This play, especially because of its low upside, rarely worked. It led to punts or stretches, never for the big gains that defined Northwestern's offense.
In recent weeks, offensive coordinator Mick McCall implemented his creative "diamond formation." From what I've seen, superbacks Malin Jones and Dan Vitale line up alongside either quarterback—with any one of the tailbacks trailing.
For an explosive offense with two arguably above-average quarterbacks and several options at tailback, this functions more as the short-yardage ideal.
The Wildcats can utilize M. Jones (likely on a one-year position change before freshman Jayme Taylor loses his redshirt) in the unique formation. This presents many more options than your usual third-and-short situation, and it's another challenge for opposing defenses to confront.
There's no adequate way to assess the many diamond options.
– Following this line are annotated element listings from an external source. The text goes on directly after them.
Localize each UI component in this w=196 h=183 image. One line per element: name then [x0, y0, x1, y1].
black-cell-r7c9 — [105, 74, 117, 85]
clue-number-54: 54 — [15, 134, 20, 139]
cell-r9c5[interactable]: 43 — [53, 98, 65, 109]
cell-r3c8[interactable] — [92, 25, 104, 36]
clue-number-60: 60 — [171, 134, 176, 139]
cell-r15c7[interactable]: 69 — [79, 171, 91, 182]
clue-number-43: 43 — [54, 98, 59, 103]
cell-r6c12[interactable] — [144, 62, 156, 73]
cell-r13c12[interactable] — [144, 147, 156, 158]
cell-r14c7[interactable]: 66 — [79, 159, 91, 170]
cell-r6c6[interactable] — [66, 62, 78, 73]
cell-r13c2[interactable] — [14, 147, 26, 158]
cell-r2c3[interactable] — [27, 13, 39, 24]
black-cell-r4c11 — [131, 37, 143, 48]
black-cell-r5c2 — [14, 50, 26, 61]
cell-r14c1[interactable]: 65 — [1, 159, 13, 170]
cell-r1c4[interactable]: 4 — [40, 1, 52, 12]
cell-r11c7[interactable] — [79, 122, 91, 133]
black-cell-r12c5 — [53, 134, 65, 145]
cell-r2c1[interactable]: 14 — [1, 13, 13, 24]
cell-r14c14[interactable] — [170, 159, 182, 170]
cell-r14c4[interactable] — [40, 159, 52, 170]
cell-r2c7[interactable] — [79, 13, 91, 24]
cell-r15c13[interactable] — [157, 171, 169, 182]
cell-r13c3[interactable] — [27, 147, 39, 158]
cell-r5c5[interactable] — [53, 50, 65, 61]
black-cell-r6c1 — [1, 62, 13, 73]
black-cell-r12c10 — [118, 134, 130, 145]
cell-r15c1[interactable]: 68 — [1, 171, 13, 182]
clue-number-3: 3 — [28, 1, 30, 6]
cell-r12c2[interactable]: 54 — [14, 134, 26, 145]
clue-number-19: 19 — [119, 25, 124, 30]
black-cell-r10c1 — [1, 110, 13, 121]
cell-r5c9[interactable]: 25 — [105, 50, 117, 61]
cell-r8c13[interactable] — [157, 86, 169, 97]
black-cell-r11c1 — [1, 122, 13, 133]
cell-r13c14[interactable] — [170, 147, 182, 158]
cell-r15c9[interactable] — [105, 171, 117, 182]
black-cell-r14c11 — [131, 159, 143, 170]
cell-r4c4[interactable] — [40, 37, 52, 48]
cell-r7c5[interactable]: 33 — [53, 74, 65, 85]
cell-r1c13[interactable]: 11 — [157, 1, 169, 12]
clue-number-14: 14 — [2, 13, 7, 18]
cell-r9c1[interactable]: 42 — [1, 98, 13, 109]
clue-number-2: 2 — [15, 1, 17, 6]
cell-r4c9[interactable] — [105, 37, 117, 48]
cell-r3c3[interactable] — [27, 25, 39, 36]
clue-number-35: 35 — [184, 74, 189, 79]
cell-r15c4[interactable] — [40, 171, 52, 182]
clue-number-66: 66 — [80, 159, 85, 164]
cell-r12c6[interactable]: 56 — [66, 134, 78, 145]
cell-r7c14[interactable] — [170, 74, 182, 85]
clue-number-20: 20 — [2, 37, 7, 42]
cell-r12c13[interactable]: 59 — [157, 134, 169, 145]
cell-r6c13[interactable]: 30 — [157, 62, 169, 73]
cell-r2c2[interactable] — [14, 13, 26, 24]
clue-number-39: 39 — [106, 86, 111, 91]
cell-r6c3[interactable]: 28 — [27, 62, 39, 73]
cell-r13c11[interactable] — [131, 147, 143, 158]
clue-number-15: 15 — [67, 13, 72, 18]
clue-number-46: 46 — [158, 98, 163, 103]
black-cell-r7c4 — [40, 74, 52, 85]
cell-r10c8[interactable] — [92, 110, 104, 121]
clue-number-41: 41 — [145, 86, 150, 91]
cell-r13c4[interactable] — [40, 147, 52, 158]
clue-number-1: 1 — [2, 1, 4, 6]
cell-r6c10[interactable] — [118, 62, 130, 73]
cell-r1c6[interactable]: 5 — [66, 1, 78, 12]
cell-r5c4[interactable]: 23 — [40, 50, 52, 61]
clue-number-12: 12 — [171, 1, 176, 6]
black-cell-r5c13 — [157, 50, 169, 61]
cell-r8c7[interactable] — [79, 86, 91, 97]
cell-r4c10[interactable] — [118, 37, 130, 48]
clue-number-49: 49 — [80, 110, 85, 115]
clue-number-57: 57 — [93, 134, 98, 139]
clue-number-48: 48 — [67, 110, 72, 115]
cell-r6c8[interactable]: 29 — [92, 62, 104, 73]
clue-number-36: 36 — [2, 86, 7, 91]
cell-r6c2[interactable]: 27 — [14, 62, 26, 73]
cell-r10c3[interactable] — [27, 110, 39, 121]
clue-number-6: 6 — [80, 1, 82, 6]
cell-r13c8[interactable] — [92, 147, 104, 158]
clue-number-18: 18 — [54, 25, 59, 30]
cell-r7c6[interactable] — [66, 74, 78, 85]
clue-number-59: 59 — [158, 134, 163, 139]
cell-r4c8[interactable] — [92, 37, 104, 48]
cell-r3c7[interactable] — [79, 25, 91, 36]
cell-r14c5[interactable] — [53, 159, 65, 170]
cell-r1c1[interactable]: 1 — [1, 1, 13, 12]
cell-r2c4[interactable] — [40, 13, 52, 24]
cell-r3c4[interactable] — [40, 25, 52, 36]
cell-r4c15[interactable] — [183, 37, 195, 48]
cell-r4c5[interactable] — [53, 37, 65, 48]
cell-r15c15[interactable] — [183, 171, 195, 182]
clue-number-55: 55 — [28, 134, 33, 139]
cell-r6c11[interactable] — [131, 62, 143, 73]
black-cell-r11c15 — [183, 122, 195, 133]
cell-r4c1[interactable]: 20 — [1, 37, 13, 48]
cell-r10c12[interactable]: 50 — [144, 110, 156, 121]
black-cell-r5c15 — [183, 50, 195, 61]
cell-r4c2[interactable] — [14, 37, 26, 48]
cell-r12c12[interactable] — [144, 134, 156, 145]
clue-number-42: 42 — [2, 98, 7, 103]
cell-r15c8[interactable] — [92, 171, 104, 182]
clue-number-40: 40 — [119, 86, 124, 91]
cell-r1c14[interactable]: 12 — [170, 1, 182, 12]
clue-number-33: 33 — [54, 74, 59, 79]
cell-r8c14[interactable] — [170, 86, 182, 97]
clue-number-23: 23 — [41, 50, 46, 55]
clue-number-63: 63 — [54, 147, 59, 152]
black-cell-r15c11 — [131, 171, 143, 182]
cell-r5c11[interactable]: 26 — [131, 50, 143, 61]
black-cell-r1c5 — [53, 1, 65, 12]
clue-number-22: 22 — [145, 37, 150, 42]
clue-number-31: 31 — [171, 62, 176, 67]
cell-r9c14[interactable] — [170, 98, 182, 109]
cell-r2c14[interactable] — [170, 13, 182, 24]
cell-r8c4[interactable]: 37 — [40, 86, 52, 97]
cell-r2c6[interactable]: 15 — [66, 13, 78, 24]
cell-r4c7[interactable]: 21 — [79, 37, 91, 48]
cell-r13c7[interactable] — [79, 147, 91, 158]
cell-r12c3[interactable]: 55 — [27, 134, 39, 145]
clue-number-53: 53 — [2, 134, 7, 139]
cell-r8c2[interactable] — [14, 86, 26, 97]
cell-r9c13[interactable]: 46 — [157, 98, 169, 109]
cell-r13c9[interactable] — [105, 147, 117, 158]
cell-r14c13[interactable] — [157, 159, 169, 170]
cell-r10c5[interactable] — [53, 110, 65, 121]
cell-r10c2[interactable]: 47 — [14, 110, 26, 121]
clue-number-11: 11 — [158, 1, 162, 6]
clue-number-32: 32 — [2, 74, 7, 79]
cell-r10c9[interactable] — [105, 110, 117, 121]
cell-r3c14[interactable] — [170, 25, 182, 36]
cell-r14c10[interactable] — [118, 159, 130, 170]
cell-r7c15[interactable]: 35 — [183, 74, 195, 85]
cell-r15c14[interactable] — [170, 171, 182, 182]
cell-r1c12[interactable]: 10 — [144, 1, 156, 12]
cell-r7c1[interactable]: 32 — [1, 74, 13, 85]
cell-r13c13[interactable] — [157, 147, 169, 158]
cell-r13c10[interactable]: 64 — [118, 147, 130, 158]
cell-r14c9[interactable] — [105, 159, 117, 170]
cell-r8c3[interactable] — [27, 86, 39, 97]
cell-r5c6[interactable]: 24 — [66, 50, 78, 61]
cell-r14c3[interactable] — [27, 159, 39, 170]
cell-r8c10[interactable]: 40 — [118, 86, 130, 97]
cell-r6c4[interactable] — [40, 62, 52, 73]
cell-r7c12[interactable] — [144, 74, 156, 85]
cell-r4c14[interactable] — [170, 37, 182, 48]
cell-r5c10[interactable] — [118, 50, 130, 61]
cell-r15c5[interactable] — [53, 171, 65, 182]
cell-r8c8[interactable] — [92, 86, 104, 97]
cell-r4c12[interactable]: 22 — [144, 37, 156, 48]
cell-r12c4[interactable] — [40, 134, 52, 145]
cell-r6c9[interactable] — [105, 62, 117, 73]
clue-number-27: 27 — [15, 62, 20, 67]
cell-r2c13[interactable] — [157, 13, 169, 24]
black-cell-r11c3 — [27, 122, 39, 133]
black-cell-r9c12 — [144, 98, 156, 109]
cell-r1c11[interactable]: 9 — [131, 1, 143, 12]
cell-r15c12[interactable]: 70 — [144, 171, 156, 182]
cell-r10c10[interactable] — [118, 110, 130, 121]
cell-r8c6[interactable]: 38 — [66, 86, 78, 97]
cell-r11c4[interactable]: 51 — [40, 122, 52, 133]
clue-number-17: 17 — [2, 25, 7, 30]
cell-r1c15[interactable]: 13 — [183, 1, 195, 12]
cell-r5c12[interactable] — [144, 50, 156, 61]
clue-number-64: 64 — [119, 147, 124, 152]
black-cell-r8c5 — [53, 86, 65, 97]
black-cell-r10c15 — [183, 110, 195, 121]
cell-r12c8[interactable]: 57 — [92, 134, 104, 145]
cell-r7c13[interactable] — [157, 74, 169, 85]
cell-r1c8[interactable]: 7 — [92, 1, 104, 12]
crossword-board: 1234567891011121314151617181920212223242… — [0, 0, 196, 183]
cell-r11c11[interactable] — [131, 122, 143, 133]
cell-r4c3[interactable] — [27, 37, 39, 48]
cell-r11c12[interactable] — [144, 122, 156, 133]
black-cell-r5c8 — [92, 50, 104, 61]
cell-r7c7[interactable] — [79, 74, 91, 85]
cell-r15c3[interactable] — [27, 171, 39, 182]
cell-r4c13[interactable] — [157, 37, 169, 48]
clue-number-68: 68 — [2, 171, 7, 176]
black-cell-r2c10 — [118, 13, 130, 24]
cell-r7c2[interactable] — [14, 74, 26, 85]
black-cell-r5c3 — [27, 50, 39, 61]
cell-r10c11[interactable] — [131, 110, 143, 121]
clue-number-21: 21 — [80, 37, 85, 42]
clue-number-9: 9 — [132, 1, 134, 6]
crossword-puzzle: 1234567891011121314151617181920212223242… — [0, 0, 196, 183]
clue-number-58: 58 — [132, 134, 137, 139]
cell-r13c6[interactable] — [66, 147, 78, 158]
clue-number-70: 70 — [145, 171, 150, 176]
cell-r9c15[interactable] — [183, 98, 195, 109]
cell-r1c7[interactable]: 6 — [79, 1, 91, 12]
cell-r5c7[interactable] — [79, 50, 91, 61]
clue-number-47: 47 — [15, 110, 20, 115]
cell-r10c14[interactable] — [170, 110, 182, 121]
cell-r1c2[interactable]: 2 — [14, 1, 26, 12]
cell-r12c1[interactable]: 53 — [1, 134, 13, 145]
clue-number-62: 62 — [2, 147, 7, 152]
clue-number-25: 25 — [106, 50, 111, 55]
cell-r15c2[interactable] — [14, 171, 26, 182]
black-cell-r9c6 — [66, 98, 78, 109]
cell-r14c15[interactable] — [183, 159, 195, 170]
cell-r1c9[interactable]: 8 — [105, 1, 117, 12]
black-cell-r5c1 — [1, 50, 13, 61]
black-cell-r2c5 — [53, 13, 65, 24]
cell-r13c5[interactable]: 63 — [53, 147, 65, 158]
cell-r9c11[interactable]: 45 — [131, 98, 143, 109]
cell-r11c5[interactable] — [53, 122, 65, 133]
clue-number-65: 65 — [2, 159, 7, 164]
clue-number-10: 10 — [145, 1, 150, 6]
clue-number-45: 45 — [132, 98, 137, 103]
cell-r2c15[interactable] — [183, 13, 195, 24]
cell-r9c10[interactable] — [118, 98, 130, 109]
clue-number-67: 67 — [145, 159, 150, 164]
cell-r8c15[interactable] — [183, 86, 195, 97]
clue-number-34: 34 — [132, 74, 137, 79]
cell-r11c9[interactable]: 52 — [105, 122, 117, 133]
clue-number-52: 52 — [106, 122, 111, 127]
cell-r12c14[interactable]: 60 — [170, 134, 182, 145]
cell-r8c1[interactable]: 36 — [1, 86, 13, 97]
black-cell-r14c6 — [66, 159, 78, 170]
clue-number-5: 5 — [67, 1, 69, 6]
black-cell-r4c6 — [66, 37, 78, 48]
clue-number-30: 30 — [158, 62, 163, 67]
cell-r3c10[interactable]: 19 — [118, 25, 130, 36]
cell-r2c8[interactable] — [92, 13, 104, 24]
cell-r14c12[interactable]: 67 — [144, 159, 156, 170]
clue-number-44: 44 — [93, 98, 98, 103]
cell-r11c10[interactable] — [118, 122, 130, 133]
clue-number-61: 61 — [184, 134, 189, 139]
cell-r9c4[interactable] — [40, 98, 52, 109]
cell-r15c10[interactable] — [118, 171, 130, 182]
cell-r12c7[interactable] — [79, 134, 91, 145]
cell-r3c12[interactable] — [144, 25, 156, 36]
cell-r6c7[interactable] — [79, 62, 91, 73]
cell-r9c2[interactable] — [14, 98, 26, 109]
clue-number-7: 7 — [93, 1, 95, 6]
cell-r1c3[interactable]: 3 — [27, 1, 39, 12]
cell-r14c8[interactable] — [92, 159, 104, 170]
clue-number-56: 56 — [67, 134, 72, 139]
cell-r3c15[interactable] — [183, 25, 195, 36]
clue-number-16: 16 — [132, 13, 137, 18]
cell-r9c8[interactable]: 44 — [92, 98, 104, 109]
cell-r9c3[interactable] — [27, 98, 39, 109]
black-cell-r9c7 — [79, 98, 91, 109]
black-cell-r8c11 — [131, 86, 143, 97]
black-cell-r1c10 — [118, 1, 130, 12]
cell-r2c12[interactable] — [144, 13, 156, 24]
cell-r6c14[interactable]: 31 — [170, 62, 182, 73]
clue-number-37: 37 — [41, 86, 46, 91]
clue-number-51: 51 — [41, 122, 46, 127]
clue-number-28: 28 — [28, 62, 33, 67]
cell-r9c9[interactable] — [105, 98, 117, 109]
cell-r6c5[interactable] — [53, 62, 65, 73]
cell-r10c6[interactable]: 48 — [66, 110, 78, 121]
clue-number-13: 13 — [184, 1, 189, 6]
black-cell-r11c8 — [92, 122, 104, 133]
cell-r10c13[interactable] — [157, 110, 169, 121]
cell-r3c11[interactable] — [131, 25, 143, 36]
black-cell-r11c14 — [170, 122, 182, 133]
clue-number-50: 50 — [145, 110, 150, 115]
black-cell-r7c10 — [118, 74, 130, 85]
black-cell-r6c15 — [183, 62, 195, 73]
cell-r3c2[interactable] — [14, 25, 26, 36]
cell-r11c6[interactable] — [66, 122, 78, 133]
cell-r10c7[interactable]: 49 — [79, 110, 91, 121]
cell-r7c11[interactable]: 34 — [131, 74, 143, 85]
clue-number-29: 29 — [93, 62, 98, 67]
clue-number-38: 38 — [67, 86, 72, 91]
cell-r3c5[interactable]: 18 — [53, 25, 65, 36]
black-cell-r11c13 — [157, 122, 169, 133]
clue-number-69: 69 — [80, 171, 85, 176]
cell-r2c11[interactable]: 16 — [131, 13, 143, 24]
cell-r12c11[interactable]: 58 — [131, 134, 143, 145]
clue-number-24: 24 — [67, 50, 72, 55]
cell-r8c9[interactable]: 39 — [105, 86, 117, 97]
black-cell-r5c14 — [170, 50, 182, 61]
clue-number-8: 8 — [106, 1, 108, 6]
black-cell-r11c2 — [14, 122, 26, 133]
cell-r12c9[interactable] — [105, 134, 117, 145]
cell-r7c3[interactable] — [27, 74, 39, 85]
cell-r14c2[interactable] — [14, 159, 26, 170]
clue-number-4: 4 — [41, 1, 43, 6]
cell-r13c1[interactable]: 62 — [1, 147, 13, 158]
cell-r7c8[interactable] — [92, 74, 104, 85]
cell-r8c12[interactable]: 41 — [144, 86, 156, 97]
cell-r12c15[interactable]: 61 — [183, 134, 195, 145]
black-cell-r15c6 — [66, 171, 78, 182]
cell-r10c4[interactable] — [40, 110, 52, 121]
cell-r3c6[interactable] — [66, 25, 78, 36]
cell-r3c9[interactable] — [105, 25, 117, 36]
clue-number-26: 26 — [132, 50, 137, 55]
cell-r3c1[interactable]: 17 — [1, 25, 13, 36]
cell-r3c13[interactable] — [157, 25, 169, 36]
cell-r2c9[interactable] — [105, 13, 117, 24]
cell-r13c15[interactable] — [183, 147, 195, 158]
We've seen some in practice, though we can't disclose playbook wrinkles. There were flashes of said formation on game weeks; it marked one indication of McCall's offseason adjustments.
Despite the occasional stalled drive and overthrown pass, McCall has taken similar personnel and partially reformed his offense—in more ways than one. He holds the keys.
Rediscovering midrange game
In the days of Mike Kafka and Dan Persa, Northwestern dominated using its mid-range passing attack. Without taking extensive risk, the Wildcats focused on relatively high percentage throws—with one dynamic receiver to complete the package. (It's one of many reasons that Persa finished his career with a 72.7 completion percentage, the best mark in NCAA history.)
Last year, they departed from that strategy. Kain Colter and Trevor Siemian are both generally considered weaker passers than Dan Persa. Still, defenses could prepare for the run game–accountable for five of every eight plays–with little respect for downfield wideouts.
In all four games this season, McCall attempted to recreate that balanced attack. Remember those difficult overthrows from Colter last Saturday? We rarely even watched those in 2012.
On Sept. 7, the quarterbacks posted an incredible 30-for-37, 375-yard and four-touchdown performance—superb numbers against any FBS secondary. Often prone to inconsistency, Colter discovered his accuracy in the opening drive and never relented.
That 48-27 win ushered in another development: Tony Jones became the primary receiver. That was on display again against Maine, when he caught six of the team's 10 receptions.
On the opening touchdown drive, he snagged a mid-range pass and scored after the catch. And like the preceding dominant receiver, Jeremy Ebert, he flashed some vertical ability against Cal.
So Rashad Lawrence has only three catches. Other receivers faded against an FCS opponent. Regardless of whether Venric Mark returns next Saturday, don't just expect McCall to keep defenses "honest." NU could throw balance into its multi-faceted rushing attack, a major component of the upset formula.
"Next man up"
Most valuable players of 2013: Dean Lowry and… Treyvon Green.
Here was the running back hierarchy in spring, from almost everyone's standpoint: Venric Mark, Mike Trumpy, Malin Jones, Stephen Buckley, Treyvon Green.
How did everything change?
It began in Kenosha, when Green showed flashes of his old form. The junior needed to prove his worth (again) and organically rise up the depth chart. When he returned home for the final week of training camp, McCall gave him significant first-team reps. It was a flexible, savvy decision from the offensive coordinator, prompted by the team's undisputed comeback player.
With Mark hobbled in the difficult season opener (an impressive win given the circumstances and not the opponent), Green adopted the "starter's role" and excelled. McCall catered to his strengths as a runner, refusing to let the Mark injury slow his gameplan.
Here's another thing to note: Could Kyle Prater be in line for more targets? While Rashad Lawrence posted an atrocious opening month stat line, the former USC transfer showed off some improved focus as he attempts to reach his lofty potential.
It's not all perfect. I'm confused as to why Siemian disappeared from the Maine game, one in which Colter struggled mightily. And, honestly, the offense stalled far too often against its most recent cupcake opponents.
Still, fans cried for adjustments heading into the 2013 season. McCall not only dealt with remaining issues, but also managed to lead a flourishing unit missing its best player.
1) Still love the mid-drive substitutions of Kain Colter and Trevor Siemian. I'd hate to be an opposing defender lining up against that. Rather than designating specific "Colter" and "Siemian" drives, McCall has drawn advantage from their differing styles of play.
2) The Trevor Siemian keeper worked perfectly last week. Do it again.
3) Mike Trumpy in the read option was middle-school-dance-awkward. Never again.
4) The Malin Jones superback experiment: weird but intriguing. Could be something to watch, even with Dan Vitale's continued strong play.
5) Smart to burn Warren Long's redshirt for two reasons: First, he's ready to compete at the college level. Second, they can use up eligibility given the depth arriving—especially in the three-pronged 2014 recruiting class featuring Justin Jackson.
6) I'm hoping McCall asserts the passing game early on against Ohio State. This game might require one of his finest passing efforts yet.